Ce fut le premier acte de génocide en Europe depuis l'Holocauste. Ce fut aussi le premier génocide à se produire dans une zone officiellement déclarée zone de sécurité par les Nations unies. A l'époque, l’Onu avait des troupes sur le terrain à Srebrenica, avec pour mandat de protéger les personnes prises au piège dans ce plus grand refuge pour les Bosniaques [Bosniens musulmans], en Bosnie orientale. Au lieu de devenir un triomphe de l'Onu, Srebrenica est devenu un triomphe du mal et l'un des pires moments de l'organisation mondiale dans son histoire.

A travers les Nations unies, le monde a été humilié et une partie importante de la foi en l'humanisme et en notre humanité commune a péri à Srebrenica. Dans un examen critique en 1999, le secrétaire général des Nations unies, Kofi Annan, a admis : "Par erreur, mauvais jugement et incapacité à reconnaître l'ampleur du mal auquel nous étions confrontés, nous n'avons pas réussi à faire notre part pour aider à sauver la population de Srebrenica de la campagne serbe de meurtre de masse."

Tout en demeurant un lieu réel, avec de vraies victimes et de vrais survivants (et de vrais criminels !), Srebrenica continue à servir de métaphore pour un "génocide de spectateurs" - un génocide qui aurait pu et aurait dû être empêché.

Srebrenica est une partie de mon propre présent non résolu

Pour de nombreuses personnes - en particulier pour les rescapés du génocide - ce qui est décrit comme un "passé troublé" ou "non résolu" est en fait un présent non résolu, qui les affecte encore quotidiennement, individuellement et collectivement. Comme pour tous ceux qui sont nés ou ont vécu en Bosnie orientale, le génocide de Srebrenica continue d'être mon propre présent non résolu, et il est devenu une partie de ma mémoire et de mon identité personnelle et communautaire ou collective.
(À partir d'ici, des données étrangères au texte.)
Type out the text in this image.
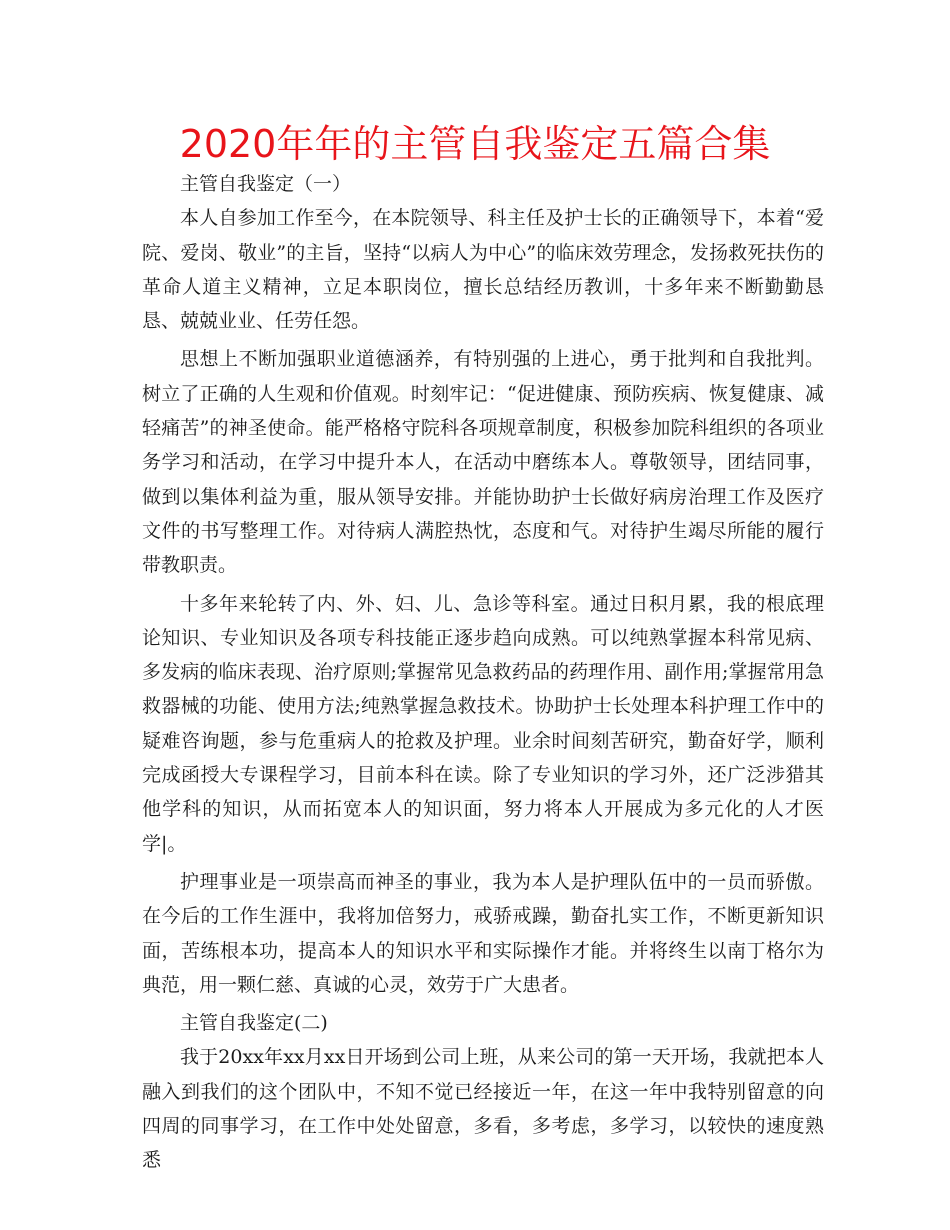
2020年年的主管自我鉴定五篇合集

主管自我鉴定（一）

本人自参加工作至今，在本院领导、科主任及护士长的正确领导下，本着“爱院、爱岗、敬业”的主旨，坚持“以病人为中心”的临床效劳理念，发扬救死扶伤的革命人道主义精神，立足本职岗位，擅长总结经历教训，十多年来不断勤勤恳恳、兢兢业业、任劳任怨。

思想上不断加强职业道德涵养，有特别强的上进心，勇于批判和自我批判。树立了正确的人生观和价值观。时刻牢记：“促进健康、预防疾病、恢复健康、减轻痛苦”的神圣使命。能严格格守院科各项规章制度，积极参加院科组织的各项业务学习和活动，在学习中提升本人，在活动中磨练本人。尊敬领导，团结同事，做到以集体利益为重，服从领导安排。并能协助护士长做好病房治理工作及医疗文件的书写整理工作。对待病人满腔热忱，态度和气。对待护生竭尽所能的履行带教职责。

十多年来轮转了内、外、妇、儿、急诊等科室。通过日积月累，我的根底理论知识、专业知识及各项专科技能正逐步趋向成熟。可以纯熟掌握本科常见病、多发病的临床表现、治疗原则;掌握常见急救药品的药理作用、副作用;掌握常用急救器械的功能、使用方法;纯熟掌握急救技术。协助护士长处理本科护理工作中的疑难咨询题，参与危重病人的抢救及护理。业余时间刻苦研究，勤奋好学，顺利完成函授大专课程学习，目前本科在读。除了专业知识的学习外，还广泛涉猎其他学科的知识，从而拓宽本人的知识面，努力将本人开展成为多元化的人才医学|。

护理事业是一项崇高而神圣的事业，我为本人是护理队伍中的一员而骄傲。在今后的工作生涯中，我将加倍努力，戒骄戒躁，勤奋扎实工作，不断更新知识面，苦练根本功，提高本人的知识水平和实际操作才能。并将终生以南丁格尔为典范，用一颗仁慈、真诚的心灵，效劳于广大患者。

主管自我鉴定(二)

我于20xx年xx月xx日开场到公司上班，从来公司的第一天开场，我就把本人融入到我们的这个团队中，不知不觉已经接近一年，在这一年中我特别留意的向四周的同事学习，在工作中处处留意，多看，多考虑，多学习，以较快的速度熟悉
Le génocide m'a changé, ainsi que ma génération. Le 11 juillet, lors des enterrements collectifs des victimes identifiées du génocide, qui ont commencé en 2005, beaucoup, dont moi-même, ont porté les cercueils de nos proches parents et amis d'enfance jusqu'à leur dernière demeure, au cimetière commémoratif de Potočari. Chaque fois, nous avons eu le sentiment que, dans ces cercueils légers et verts, qui ne contenaient souvent que quelques ossements, nous enterrions aussi une partie de nous-mêmes.

Le cimetière se trouve juste en face d'une ancienne usine de batteries qui, en 1995, a servi de quartier général au bataillon néerlandais des Nations unies. De grandes lettres noires "U.N." sont toujours inscrites sur un bloc de béton massif à l'entrée de l'ancienne base de l'Onu. A l'intérieur de l'enceinte, des graffitis laissés par les soldats néerlandais sont encore visibles sur les murs. L'un d'entre eux porte l'inscription "United Nothing" ; beaucoup d'autres ont un contenu raciste et sexiste écrit dans les termes les plus vulgaires et les plus explicites, faisant tous référence à la population locale que ces soldats étaient censés protéger et qu'ils ont plutôt abandonnée à leurs tueurs.

L'importance du TPIY

Une grande partie du dernier quart de siècle a été marquée par l'arrestation des cerveaux en fuite et d’autres auteurs du crime, puis par leur extradition et leur procès devant le Tribunal pénal international pour l'ex-Yougoslavie (TPIY), basé à La Haye.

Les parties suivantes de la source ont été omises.